Enhanced contrast in electron microscopy of unstained biological material

SUMMARY Electron‐optical methods of enhancing contrast are being investigated in order to eliminate the artifacts associated with heavy‐metal contrasting procedures. This report gives a quantitative discussion of the application of the strioscopic dark‐field method to model biological objects. Beam‐stopping apertures were constructed by microwelding fine platinum wires on to platinum objective apertures.

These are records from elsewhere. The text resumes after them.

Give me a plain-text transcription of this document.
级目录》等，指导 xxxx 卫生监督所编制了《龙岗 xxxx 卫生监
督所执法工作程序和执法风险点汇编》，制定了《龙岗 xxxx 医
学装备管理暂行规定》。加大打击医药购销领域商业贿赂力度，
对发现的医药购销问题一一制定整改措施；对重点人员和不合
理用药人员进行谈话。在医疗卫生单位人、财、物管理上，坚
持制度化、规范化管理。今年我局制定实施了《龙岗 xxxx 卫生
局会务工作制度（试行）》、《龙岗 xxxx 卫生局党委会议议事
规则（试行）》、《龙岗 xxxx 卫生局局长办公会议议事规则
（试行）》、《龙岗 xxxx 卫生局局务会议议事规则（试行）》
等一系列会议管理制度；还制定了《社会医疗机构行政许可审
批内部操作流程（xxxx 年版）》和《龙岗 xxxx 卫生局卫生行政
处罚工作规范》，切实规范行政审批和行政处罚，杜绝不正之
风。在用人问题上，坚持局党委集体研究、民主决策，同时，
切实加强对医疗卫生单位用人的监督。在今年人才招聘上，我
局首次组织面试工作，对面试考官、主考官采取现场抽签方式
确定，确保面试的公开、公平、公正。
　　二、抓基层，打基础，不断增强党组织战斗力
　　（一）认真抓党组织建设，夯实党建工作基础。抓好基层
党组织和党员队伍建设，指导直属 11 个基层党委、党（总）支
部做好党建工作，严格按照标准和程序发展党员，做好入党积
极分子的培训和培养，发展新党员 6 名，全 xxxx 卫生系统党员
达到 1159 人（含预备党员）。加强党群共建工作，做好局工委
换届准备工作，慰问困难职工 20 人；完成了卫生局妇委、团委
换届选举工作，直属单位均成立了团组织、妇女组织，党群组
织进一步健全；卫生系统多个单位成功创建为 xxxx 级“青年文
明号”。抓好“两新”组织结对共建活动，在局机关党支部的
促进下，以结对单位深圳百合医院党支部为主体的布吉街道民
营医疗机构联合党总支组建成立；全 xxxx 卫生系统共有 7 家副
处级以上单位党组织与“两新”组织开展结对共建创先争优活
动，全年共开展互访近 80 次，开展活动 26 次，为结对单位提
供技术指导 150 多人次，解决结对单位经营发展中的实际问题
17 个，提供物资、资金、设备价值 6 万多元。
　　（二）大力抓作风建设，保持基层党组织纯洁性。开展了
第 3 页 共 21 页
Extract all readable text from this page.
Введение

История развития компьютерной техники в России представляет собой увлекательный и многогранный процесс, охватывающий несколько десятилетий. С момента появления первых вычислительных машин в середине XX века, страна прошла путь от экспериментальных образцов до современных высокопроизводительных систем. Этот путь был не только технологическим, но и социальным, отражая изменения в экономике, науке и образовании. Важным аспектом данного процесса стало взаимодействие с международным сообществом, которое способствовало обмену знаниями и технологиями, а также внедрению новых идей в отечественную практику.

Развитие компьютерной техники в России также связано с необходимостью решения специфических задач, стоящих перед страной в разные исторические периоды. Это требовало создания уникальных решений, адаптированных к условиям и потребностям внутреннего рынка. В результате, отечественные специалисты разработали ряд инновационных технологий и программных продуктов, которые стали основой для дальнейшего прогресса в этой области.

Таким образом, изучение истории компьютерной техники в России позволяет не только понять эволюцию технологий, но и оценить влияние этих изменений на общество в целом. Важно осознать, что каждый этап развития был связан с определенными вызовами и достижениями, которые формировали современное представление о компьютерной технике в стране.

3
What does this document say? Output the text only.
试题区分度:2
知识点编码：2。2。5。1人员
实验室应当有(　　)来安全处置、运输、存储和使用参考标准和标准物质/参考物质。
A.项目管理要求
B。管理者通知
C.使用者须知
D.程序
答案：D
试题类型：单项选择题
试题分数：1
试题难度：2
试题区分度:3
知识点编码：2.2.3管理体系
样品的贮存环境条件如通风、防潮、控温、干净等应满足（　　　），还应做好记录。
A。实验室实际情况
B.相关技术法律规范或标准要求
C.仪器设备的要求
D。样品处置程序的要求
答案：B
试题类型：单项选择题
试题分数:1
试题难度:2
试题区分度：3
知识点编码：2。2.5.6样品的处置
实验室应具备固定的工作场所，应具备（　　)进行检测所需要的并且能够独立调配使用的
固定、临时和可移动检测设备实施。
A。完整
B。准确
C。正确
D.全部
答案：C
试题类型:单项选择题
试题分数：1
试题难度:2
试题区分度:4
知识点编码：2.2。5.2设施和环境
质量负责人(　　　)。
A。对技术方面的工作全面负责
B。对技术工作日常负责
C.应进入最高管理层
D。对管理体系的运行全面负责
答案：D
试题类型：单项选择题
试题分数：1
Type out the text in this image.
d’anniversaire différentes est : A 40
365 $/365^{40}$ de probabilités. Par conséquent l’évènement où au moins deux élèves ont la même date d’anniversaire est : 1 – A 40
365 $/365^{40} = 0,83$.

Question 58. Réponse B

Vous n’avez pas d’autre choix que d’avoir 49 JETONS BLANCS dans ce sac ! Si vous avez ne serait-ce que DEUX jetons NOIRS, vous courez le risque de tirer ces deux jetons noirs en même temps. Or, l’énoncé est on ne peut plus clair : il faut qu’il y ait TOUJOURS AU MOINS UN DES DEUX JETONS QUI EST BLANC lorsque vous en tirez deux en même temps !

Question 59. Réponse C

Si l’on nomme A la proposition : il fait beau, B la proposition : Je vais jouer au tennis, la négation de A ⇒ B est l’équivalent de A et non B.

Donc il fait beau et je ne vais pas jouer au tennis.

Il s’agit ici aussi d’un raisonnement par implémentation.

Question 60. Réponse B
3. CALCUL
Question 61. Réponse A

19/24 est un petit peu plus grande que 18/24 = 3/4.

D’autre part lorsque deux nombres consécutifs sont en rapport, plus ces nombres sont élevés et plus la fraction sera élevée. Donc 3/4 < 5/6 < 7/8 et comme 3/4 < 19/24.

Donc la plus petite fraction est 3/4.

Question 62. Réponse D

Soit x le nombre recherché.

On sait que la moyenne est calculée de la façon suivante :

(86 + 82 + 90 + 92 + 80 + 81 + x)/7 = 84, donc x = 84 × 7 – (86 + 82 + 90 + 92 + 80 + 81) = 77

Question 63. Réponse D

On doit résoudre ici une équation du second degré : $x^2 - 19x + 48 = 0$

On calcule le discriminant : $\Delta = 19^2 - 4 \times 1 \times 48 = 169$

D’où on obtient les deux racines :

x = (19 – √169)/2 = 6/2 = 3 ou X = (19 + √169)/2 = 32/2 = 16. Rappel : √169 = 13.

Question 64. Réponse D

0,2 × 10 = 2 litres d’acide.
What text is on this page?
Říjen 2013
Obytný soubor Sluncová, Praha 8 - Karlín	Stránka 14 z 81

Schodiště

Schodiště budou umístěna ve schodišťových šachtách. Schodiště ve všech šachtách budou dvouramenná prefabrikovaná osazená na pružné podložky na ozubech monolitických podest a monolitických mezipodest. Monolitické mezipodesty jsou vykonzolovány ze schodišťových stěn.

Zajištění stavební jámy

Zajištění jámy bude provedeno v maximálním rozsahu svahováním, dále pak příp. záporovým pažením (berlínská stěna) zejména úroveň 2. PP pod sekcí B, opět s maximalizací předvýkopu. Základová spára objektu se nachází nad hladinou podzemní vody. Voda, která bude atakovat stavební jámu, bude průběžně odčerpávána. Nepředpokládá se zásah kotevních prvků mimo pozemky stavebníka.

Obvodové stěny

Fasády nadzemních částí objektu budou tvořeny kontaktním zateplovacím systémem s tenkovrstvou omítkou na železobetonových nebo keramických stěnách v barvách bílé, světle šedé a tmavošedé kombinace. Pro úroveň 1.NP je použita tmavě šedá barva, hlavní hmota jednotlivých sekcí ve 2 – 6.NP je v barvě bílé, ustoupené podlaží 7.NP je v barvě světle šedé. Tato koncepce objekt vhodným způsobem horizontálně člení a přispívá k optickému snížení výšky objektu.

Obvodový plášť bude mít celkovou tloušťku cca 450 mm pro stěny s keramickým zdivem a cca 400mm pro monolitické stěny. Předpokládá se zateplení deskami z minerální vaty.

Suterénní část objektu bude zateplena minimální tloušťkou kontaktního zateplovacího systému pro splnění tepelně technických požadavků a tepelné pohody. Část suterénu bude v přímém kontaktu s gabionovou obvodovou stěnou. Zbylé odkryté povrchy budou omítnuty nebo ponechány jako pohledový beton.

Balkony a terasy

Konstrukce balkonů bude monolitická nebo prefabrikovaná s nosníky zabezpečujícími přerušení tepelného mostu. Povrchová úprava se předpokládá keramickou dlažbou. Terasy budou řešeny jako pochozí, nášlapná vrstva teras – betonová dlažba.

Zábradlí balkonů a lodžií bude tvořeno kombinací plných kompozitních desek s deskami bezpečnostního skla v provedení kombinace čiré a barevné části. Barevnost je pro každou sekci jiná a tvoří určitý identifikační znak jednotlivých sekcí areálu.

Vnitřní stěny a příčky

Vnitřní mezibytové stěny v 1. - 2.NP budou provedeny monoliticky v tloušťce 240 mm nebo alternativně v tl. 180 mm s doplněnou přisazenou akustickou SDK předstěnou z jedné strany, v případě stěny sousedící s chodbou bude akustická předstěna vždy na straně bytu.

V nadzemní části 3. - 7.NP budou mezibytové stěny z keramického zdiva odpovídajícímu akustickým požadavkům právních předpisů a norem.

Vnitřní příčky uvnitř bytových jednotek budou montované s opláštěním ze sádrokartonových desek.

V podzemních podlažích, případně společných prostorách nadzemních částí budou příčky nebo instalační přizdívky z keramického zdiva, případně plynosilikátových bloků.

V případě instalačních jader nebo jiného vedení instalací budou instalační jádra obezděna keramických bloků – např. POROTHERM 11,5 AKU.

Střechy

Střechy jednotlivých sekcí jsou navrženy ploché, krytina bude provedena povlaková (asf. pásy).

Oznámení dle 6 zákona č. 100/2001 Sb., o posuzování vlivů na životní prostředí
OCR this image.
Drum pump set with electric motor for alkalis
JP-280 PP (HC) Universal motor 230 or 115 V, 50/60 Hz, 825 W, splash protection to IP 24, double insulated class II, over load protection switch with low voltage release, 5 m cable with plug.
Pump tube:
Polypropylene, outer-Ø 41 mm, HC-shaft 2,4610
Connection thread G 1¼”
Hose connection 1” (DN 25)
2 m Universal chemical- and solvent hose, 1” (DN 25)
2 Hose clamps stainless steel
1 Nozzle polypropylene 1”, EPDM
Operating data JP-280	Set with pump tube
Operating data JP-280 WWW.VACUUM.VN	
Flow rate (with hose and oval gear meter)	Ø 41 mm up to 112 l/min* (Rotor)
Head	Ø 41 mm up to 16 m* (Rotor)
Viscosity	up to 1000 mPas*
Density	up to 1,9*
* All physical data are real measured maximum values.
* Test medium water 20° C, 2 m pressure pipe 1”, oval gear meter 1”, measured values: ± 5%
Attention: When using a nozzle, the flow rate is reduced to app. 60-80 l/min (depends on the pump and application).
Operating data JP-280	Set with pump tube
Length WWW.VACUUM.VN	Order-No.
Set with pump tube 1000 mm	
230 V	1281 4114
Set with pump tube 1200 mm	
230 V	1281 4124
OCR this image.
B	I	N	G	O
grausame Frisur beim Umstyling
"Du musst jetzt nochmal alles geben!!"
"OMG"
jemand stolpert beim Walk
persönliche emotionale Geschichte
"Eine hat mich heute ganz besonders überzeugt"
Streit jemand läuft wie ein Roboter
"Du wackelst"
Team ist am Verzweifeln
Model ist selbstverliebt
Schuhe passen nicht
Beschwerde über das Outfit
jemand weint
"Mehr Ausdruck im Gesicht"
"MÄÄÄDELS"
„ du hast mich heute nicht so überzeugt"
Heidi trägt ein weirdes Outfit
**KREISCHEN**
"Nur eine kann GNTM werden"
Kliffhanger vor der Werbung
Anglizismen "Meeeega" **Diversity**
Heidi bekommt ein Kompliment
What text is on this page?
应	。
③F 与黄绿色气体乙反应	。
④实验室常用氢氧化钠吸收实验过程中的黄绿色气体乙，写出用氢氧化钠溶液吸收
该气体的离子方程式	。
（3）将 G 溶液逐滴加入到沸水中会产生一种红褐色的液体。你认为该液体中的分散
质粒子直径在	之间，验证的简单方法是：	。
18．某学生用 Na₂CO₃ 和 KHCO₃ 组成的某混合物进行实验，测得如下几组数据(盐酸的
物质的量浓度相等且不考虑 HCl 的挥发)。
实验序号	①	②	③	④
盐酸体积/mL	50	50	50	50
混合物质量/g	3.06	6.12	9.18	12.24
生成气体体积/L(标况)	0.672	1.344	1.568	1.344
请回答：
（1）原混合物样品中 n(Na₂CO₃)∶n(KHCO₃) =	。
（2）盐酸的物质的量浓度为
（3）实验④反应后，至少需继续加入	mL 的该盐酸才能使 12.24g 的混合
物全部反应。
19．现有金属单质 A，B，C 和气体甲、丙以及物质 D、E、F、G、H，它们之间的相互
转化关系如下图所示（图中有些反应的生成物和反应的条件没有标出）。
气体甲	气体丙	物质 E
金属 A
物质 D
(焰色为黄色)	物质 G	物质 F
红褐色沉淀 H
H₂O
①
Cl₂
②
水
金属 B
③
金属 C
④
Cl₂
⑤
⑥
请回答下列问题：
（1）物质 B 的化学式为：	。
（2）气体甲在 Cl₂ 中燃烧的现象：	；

These were precisely located and centred in the back focal plane of the objective lens. Contrast was evaluated by a sensitive micro‐Faraday cage system. Bright‐field and strioscopic contrast of organic layers up to 557 nm thickness were investigated and related to the transition from single to plural scattering. The spherical‐aberration phase‐contrast contribution could be separated from the amplitude contrast in bright‐field microscopy by extrapolation to zero object thickness. Strioscopic contrast of thin layers was found to be much greater than bright field aperture contrast and shown to be non‐linear with respect to thickness in the region 0·7–10 nm. For diffraction patterns made up of a few discrete beams the resolution is high, but is considerably less for diffusely scattering and thick objects. Strioscopy may be the method of choice for obtaining contrast of unstained or weakly‐stained objects at high acceleration voltage.